The duality of TGFβ/Smad pathway roles have been demonstrated in tumorigenesis. TGFβ was originally identified as an antitumor cytokine [13, 38]. Some studies have shown that TGFβ can induce apoptosis in RCC, and c-Ski (a transcriptional corepressor of Smad) signaling can weaken the antitumor effect of TGFβ by inhibiting TGFβ signal transduction [26]. Disruption of the TGFβ signaling pathway inside the cancer cells may be related to the promotion of the tumor [24, 39]. Also, there is increasing evidence that it plays an important role in the TME in facilitating cancer progression [13, 38]. TGFβ actively shapes the TME via modulating the host immunity. TGFβ is produced not only by cancer cells but also by different types of immune cells within the TME [13]. TGFβ drives cancer immune evasion in part by inducing Treg and limiting CD8 + T cell function [40]. TGFβ1 is also able to promote migration and invasion of RCC cells [41].

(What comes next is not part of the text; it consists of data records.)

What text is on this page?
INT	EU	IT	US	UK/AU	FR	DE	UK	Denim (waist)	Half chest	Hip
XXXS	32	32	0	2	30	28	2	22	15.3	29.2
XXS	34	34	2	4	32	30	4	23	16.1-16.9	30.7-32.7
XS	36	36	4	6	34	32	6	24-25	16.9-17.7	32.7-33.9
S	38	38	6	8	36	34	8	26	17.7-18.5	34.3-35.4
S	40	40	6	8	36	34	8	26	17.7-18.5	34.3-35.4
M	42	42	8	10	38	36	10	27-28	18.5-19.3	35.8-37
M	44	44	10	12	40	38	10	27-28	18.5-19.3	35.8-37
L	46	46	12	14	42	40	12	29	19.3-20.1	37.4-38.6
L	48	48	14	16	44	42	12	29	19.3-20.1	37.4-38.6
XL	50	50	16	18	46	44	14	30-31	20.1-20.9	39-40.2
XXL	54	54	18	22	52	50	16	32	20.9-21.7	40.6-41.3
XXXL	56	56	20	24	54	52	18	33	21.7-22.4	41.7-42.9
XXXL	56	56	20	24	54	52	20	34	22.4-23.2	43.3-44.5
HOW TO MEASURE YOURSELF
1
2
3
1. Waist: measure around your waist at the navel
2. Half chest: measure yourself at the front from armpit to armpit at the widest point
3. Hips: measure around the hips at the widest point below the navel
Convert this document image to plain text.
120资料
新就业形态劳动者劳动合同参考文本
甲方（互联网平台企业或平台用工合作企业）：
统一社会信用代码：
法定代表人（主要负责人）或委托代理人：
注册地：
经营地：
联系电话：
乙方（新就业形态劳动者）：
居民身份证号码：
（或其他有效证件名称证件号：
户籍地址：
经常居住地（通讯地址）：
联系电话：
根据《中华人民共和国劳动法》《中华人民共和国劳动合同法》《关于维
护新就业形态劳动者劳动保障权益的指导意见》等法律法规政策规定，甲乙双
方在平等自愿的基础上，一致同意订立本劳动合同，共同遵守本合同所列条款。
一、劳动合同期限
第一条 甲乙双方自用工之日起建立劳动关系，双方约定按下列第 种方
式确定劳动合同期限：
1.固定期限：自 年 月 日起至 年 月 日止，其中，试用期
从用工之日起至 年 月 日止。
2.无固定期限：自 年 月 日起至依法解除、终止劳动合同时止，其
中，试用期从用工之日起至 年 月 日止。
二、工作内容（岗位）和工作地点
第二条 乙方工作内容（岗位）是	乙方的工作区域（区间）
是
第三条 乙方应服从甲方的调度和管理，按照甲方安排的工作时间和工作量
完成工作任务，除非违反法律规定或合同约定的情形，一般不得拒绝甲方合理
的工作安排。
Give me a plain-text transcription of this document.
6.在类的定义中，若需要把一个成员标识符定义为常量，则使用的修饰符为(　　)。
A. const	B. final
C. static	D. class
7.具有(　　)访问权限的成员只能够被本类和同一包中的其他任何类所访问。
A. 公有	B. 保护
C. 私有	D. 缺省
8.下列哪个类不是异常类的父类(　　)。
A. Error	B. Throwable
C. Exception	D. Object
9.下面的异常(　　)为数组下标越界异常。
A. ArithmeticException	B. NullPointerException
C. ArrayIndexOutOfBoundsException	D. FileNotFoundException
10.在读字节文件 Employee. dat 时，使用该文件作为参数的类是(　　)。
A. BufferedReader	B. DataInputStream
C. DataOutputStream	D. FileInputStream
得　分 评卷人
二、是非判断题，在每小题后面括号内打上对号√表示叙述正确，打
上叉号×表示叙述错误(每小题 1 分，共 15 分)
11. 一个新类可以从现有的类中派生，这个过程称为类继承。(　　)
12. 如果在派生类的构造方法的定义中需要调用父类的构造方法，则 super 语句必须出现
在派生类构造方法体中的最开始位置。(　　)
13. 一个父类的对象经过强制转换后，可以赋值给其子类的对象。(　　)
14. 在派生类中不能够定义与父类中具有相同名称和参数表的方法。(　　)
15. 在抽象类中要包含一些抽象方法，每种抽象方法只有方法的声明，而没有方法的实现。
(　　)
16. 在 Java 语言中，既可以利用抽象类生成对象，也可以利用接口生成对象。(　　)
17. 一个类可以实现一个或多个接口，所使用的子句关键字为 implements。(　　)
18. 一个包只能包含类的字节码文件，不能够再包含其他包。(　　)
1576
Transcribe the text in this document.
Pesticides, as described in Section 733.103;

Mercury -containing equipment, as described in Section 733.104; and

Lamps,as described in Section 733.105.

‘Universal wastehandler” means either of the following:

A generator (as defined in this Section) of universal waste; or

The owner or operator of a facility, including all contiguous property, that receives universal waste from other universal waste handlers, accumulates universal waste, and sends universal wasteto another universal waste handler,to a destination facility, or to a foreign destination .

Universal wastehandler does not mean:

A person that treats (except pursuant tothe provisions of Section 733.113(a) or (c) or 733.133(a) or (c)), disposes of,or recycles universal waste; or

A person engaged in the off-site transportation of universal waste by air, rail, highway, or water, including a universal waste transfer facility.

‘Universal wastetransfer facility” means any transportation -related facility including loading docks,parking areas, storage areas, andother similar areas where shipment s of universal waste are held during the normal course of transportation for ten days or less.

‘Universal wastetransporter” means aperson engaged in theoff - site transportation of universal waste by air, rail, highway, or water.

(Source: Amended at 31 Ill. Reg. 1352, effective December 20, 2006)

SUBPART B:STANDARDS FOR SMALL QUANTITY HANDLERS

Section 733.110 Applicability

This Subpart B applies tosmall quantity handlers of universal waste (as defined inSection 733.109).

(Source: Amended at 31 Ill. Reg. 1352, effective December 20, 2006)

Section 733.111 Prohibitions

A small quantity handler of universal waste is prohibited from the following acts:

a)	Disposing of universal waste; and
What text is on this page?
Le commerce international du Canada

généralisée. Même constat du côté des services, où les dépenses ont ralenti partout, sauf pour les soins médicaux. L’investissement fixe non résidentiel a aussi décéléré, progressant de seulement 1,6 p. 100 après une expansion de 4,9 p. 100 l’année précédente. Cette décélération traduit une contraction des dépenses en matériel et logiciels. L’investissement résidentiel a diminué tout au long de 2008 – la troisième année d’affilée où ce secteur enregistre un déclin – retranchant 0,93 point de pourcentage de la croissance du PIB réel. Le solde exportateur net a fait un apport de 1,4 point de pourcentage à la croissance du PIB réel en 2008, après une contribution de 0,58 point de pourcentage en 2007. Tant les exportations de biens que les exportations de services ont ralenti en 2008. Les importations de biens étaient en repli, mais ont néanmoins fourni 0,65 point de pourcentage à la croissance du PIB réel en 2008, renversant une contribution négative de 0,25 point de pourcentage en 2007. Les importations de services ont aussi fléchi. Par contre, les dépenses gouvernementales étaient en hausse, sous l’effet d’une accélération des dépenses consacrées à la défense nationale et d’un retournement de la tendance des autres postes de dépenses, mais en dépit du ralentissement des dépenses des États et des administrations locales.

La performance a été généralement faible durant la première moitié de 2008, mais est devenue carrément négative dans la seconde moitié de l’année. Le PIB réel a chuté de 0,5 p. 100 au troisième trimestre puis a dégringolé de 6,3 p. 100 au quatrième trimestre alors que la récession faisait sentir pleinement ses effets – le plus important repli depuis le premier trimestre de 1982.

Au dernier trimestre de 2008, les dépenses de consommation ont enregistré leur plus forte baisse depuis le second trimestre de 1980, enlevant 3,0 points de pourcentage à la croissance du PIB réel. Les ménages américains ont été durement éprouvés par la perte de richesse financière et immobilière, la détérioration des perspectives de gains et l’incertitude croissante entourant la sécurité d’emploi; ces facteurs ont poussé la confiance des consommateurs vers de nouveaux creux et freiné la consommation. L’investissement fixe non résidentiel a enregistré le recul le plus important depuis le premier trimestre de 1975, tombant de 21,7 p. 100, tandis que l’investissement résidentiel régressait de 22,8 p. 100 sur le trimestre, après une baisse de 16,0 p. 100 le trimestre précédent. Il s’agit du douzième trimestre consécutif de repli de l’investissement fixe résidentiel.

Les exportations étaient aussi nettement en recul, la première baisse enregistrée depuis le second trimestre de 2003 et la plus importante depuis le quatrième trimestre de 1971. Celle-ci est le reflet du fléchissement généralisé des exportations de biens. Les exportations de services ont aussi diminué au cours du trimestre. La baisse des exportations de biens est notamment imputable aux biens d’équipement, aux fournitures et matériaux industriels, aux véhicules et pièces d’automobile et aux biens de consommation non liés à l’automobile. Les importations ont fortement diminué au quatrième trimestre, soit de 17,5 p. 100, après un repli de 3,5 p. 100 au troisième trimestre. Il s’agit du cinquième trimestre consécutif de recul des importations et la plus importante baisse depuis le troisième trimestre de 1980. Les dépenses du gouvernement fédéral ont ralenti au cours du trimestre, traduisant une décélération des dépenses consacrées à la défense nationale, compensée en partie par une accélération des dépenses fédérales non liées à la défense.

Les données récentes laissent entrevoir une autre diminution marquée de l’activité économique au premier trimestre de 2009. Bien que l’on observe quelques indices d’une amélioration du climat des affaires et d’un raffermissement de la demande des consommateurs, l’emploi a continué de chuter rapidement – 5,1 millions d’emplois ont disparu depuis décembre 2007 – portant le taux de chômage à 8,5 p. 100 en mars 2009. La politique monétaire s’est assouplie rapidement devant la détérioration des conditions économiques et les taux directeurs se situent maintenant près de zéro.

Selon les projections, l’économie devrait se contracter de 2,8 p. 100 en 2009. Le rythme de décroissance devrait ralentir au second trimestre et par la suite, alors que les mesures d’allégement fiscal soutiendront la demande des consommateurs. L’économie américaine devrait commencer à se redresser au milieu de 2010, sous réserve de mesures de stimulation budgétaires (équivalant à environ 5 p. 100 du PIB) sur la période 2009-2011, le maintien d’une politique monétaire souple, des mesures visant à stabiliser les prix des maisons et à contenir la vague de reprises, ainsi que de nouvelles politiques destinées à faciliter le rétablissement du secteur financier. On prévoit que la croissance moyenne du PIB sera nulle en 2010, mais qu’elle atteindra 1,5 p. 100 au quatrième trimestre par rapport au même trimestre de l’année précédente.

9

For the treatment of cancer, numerous promising immunotherapy approaches have been emerged by targeting TME [42]. Immune checkpoint blockade targeting programmed cell death protein 1 (PD-1) or its ligand PD-L1 is one of effective first-line approach in cancer immunotherapy. However, most patients fail to respond clinically. One potential reason is the accumulation of immunosuppressive TGFβ in TME [2, 40]. TGFβ attenuates tumor response to PD-L1 blockade by contributing to exclusion of T cells. Combination of TGFβ inhibition and immunotherapy induces complete responses in mouse models [43, 44]. Glycoprotein-A repetitions predominant (GARP) is a cell surface docking receptor for activating latent TGFβ1, TGFβ2, and TGFβ3, with its expression restricted predominantly to effector Treg and cancer cells [2, 40]. Selective targeting of GARP-latentTGFβ axis in TME augments PD-1 blockade via enhancing CD8 + T cell antitumor immunity [40]. Selective inhibition of TGFβ1 activation overcomes primary resistance to ICB therapy by altering tumor immune landscape [45]. Blockade of the TGFβ signaling has shown promising prospects in cancer therapy [21, 38, 43, 46], due to attenuation of the Treg-mediated immunosuppression, increase in the T cell cytotoxicity, facilitating of the T cell penetration into the center of the tumor, as well as inhibition of epithelial-mesenchymal transition, resulting in vigorous anti-tumor immunity and tumor regression [21]. Since, the activation of TGFβ signaling impairs the antitumor activity of cytotoxic T cells, and the suppression of TGFβ promotes the anticancer immune response against cancer cells [22], is blocking of TGFβ signaling in the peritumoral space likely to effectively disrupt the progression of RCC? The results of our study suggest that a possible blockade of TGFβ signaling could be used, but rather in the in space surrounding the tumor than in the tumor itself. Despite the underexpression of TGFβ signaling pathway inside the tumor, the systemic application of TGFβ blockade in patients before and after RCC surgery could also be justified—in order to disrupt the tumor-induced immunosuppression.